Saturday, March 06, 2010

WaPo: Female Condom Story Omits Gays

There's a story in today's Washington Post about the DC health department getting ready to distribute the female condom as an HIV prevention tool, and as a gay man who has been active in promoting the device since 1996 to other gays, I'm always pleased when it is adopted by a local public health department or nonprofit service provider for stopping HIV.

The Post article, which incorrectly claims DC will be the first in the nation to make the female condoms available for free. Here are some facts from more than a decade ago, that appeared in the Bay Area Reporter in February 1996, about the four other cities that were distributing female condoms, and to gays no less, way before DC:

Moreover, according to a volunteer who distributes Reality condoms in Philadelphia as part of the Gay and Latino AIDS Education's Midnight Cowboy program, the option of advance insertion has many advantages. Hassan J. Gibbs told the Philadelphia Inquirer in January that sex workers "really like female condoms because they can be inserted prior to the sexual act. [...]

Chicago and Seattle have also initiated Reality condom distribution programs. Now the California state AIDS Office has begin providing Reality condoms to clients at some health clinic, including some in San Francisco. [...]

San Francisco AIDS activist Michael Petrelis became the first male to ask for the internal condoms at the city health clinics, which lead to a brief inquiry by the city's Human Rights Commission into whether the refusal to his request constituted sex discrimination, before the policy was changed.

As important, the Post fails to mention how the female condoms about to flood DC can also be used by gay men during anal sex. The denial of how gay men in the mid 1990s were aware of the device, working with public health officials to get them into the butts of at-risk gays, is part of the larger context I constantly see in contemporary AIDS reporting. The Post is wrong to omit the gay history and use by gays associated with the female condom.

The paper mentions locations where the female condom will be available, and gay venues are missing:

The District will become the first city in the United States to distribute female condoms free, part of a project that will make 500,000 of them available in beauty salons, convenience stores and high schools in parts of the city with high HIV rates.

The problem here may not totally rest with the Post. DC's health department has no information at all about the distribution plan on their HIV/AIDS page, forget about trying to see if the department makes any effort to reach the local gays at-risk of contracting HIV.

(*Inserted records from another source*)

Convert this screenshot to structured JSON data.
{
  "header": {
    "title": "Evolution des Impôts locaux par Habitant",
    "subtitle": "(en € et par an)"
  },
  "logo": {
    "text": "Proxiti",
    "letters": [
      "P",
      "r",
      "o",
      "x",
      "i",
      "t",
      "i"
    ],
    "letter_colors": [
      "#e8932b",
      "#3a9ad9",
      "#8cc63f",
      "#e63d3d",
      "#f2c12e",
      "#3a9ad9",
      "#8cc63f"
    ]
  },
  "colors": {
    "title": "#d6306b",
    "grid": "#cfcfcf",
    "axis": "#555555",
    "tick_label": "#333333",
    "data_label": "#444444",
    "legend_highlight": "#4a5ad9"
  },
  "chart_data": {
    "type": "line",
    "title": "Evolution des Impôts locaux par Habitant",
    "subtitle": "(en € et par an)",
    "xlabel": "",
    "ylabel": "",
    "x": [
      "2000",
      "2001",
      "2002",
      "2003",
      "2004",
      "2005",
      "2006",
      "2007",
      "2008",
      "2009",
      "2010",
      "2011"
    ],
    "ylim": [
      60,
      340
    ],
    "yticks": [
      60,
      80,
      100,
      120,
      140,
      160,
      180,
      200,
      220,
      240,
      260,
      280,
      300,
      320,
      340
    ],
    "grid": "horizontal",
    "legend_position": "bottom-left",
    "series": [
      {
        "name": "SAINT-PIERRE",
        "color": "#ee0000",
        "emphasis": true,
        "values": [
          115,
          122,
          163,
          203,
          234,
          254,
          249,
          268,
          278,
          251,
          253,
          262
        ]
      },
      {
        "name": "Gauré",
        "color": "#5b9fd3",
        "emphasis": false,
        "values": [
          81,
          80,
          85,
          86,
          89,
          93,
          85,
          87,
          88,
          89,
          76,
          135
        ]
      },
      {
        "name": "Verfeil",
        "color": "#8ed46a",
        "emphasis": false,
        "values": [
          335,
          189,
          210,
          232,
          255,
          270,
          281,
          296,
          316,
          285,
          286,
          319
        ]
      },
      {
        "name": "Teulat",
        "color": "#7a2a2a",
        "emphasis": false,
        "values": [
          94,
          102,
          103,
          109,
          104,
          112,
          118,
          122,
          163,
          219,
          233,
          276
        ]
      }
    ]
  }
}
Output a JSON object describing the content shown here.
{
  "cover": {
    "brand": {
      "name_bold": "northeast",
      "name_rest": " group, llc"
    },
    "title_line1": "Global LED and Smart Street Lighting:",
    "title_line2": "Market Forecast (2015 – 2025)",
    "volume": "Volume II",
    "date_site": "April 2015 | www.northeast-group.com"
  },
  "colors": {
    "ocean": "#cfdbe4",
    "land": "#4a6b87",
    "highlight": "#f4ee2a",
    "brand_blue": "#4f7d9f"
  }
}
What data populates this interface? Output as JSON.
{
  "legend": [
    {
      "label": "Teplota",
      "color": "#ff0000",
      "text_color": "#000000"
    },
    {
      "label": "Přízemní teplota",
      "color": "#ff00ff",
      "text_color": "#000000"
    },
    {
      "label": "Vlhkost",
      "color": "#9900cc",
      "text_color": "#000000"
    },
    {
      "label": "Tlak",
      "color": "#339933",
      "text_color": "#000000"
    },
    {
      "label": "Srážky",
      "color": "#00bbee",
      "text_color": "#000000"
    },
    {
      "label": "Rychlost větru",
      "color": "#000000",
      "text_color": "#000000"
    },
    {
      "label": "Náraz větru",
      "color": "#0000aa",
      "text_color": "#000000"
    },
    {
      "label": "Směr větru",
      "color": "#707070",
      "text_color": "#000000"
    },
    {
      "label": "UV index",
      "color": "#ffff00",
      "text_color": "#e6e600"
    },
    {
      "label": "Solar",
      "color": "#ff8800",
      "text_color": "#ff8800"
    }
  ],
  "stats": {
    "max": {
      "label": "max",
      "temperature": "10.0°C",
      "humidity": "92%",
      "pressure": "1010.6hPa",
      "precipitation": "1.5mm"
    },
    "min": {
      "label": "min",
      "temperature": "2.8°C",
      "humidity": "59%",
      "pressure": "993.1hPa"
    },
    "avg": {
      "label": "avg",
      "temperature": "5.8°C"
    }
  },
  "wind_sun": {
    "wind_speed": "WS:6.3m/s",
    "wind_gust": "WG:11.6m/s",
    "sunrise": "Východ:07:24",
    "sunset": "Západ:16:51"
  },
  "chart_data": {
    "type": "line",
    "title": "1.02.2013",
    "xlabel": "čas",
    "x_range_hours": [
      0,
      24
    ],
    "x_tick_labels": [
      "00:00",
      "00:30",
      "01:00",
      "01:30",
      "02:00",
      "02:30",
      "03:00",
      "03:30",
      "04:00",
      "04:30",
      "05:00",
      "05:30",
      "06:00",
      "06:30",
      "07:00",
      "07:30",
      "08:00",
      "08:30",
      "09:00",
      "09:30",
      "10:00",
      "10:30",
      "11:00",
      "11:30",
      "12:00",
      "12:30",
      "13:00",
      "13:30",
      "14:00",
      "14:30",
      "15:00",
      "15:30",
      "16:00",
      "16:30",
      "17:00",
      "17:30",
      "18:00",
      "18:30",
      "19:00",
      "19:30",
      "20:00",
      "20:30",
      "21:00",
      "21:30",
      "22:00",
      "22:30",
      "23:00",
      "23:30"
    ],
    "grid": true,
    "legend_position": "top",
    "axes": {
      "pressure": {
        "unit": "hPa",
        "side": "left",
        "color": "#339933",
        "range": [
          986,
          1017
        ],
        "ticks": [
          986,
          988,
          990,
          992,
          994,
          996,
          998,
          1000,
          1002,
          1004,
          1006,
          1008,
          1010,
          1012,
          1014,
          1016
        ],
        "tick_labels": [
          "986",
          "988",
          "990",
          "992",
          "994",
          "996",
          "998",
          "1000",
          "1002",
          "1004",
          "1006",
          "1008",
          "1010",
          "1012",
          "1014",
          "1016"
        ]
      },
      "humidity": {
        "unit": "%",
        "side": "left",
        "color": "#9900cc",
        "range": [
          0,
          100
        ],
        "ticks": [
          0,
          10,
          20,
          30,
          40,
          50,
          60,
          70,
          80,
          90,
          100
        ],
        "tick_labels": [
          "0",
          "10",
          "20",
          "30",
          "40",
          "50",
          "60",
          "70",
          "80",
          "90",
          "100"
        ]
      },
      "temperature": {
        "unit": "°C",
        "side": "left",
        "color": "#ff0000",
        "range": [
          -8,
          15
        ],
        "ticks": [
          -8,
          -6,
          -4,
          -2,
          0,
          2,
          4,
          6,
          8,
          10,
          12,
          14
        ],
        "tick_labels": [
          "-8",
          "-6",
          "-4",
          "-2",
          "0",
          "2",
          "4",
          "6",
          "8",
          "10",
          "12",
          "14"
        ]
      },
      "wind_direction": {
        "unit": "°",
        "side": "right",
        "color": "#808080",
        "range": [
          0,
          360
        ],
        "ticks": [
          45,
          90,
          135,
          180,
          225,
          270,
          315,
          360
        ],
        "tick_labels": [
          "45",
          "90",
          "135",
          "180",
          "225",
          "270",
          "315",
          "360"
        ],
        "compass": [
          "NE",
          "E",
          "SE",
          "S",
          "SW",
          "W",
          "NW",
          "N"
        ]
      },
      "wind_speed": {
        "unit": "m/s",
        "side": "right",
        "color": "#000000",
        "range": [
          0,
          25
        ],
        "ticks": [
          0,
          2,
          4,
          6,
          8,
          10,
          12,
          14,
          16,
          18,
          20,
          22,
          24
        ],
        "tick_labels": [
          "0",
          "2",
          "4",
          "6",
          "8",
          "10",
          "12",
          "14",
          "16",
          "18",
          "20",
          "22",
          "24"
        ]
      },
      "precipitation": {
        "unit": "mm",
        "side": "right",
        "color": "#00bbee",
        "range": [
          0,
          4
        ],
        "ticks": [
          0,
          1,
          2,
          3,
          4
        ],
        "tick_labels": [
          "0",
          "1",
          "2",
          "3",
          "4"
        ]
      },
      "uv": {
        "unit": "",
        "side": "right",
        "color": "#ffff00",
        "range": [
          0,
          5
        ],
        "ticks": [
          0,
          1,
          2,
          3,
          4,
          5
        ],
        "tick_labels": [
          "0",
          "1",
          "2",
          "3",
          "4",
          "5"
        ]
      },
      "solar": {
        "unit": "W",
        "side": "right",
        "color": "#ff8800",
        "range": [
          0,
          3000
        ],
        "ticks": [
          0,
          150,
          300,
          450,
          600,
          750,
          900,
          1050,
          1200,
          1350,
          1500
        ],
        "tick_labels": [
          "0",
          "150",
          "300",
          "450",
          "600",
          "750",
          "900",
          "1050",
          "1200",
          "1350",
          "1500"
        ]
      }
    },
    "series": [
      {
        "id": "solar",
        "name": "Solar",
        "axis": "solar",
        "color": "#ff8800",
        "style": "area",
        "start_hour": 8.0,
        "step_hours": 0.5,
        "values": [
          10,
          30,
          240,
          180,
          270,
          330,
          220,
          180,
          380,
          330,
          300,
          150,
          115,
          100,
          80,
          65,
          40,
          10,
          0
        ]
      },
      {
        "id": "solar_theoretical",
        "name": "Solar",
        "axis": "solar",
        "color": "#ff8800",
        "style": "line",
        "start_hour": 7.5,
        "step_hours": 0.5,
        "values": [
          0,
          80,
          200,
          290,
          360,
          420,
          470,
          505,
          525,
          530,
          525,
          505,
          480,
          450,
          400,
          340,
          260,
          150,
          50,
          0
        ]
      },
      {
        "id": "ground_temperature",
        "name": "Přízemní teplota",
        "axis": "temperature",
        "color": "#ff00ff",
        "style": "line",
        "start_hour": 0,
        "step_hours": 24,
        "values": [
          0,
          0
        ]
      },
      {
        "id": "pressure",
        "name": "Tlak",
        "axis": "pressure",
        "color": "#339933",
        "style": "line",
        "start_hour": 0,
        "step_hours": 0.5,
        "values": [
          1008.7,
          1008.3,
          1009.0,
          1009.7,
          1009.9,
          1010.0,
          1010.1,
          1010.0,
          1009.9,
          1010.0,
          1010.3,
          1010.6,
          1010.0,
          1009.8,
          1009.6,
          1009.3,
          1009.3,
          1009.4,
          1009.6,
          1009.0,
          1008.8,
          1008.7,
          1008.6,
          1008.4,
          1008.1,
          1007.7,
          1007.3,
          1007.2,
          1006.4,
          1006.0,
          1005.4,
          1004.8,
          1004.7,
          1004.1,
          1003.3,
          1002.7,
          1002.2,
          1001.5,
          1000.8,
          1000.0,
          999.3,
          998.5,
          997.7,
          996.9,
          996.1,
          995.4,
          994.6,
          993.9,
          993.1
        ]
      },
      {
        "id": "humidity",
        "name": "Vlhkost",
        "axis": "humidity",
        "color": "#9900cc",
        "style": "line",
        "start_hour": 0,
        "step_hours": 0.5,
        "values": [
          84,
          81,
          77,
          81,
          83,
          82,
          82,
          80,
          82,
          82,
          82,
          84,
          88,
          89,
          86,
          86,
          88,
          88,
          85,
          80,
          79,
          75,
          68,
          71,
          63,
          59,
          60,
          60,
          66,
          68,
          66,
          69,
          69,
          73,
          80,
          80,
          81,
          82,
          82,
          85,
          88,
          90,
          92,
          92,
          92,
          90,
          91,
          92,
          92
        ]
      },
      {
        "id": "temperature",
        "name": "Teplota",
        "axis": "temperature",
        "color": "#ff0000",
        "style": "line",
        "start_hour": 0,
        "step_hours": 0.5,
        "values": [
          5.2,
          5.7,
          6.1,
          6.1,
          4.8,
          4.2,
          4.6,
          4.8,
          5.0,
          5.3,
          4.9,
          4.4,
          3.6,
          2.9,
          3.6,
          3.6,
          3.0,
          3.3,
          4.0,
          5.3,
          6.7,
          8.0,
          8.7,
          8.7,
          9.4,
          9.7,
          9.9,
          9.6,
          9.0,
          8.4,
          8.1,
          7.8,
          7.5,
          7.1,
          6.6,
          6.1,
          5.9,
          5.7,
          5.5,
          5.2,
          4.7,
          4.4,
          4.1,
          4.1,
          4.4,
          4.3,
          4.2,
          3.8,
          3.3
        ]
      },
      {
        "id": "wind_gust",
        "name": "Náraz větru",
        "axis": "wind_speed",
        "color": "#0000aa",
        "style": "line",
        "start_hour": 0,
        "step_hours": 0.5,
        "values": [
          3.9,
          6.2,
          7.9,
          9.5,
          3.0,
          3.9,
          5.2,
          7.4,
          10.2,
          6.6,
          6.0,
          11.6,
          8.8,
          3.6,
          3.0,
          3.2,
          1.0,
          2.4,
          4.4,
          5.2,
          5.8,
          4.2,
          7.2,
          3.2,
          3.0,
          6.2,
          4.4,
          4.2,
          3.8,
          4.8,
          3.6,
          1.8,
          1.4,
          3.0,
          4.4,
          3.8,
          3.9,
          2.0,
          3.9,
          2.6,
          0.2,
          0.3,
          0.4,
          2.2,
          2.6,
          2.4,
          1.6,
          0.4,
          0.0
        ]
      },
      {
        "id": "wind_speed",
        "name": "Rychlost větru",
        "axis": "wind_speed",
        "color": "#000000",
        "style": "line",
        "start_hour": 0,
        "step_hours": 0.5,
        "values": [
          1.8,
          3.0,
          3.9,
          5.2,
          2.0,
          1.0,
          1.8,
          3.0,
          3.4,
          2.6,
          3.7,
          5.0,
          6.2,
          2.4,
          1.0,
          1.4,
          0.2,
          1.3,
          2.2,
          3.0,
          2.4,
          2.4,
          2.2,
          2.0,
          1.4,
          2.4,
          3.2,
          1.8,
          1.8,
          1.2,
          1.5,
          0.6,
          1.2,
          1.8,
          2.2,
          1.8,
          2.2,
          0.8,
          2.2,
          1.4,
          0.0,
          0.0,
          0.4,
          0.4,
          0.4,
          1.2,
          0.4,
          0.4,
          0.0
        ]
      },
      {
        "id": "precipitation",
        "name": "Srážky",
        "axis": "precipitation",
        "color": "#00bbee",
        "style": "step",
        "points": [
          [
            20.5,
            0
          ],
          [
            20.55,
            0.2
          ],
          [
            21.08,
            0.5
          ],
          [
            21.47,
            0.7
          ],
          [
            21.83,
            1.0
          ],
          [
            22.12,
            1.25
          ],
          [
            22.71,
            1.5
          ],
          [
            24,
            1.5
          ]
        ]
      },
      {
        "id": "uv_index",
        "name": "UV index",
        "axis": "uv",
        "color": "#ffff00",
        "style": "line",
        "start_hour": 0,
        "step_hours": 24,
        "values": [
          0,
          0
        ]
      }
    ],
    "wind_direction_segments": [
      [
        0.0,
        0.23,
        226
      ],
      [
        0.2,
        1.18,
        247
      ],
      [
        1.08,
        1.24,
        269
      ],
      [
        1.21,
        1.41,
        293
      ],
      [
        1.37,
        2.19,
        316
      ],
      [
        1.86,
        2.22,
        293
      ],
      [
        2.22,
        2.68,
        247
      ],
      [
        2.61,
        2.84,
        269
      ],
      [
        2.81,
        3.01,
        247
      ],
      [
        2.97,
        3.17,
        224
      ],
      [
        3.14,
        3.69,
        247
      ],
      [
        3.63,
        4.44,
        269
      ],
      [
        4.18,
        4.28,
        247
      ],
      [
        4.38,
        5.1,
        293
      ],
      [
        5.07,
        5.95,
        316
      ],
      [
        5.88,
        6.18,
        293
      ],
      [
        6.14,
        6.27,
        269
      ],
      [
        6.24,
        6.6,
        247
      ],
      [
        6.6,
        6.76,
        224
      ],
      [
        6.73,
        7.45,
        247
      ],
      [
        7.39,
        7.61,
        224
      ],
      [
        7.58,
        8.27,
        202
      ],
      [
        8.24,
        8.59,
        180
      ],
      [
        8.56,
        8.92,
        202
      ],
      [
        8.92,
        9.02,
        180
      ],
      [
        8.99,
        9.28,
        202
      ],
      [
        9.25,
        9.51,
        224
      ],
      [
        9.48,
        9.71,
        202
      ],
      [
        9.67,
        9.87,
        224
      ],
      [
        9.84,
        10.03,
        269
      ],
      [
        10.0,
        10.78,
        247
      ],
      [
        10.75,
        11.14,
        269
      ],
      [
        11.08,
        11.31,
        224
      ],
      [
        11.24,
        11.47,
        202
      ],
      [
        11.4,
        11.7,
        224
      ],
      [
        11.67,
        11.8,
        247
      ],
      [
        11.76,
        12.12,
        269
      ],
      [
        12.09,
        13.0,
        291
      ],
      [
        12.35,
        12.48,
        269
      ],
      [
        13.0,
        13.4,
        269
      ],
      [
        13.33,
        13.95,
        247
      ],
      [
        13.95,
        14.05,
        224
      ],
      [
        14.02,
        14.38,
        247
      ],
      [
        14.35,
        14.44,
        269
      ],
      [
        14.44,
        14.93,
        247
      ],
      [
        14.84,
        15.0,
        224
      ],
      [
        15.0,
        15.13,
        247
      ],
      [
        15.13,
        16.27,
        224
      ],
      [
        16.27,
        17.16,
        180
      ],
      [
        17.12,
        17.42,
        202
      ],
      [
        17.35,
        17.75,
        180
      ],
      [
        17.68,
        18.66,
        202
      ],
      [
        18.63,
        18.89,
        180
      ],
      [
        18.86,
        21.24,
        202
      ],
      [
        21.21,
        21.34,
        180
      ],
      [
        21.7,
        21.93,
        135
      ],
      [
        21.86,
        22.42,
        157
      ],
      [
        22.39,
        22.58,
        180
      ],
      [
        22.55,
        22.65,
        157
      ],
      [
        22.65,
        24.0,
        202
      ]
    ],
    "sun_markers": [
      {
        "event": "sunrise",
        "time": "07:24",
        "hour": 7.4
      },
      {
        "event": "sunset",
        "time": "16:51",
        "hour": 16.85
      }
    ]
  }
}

I contacted veteran gay male health advocate and HIV prevention director Jim Pickett, at the AIDS Foundation of Chicago, about all this because he's also long pushed the device for gays into buttsex. He shared some great news with me:

Stay tuned - Monday the Chicago Female Condom Campaign - ringonit.org - launches a huge new initiative around female condom awareness and access for women AND men and completely includes the gays.

Sounds to me like Chicago is taking another step in its two-decade campaign of reaching out to gays and straights, who could benefit from the female condom. The Washington Post and the DC health department might spend less time touting their incorrect status as the first city to hand out the devices, and more effort explaining how outreach to gays will happen.

1 comment:

Sam said...

I didn't even know that there was such a thing as a female condom until I heard it mentioned in a Pansy Division song. So yeah... they're a wee bit out of touch, to say the least.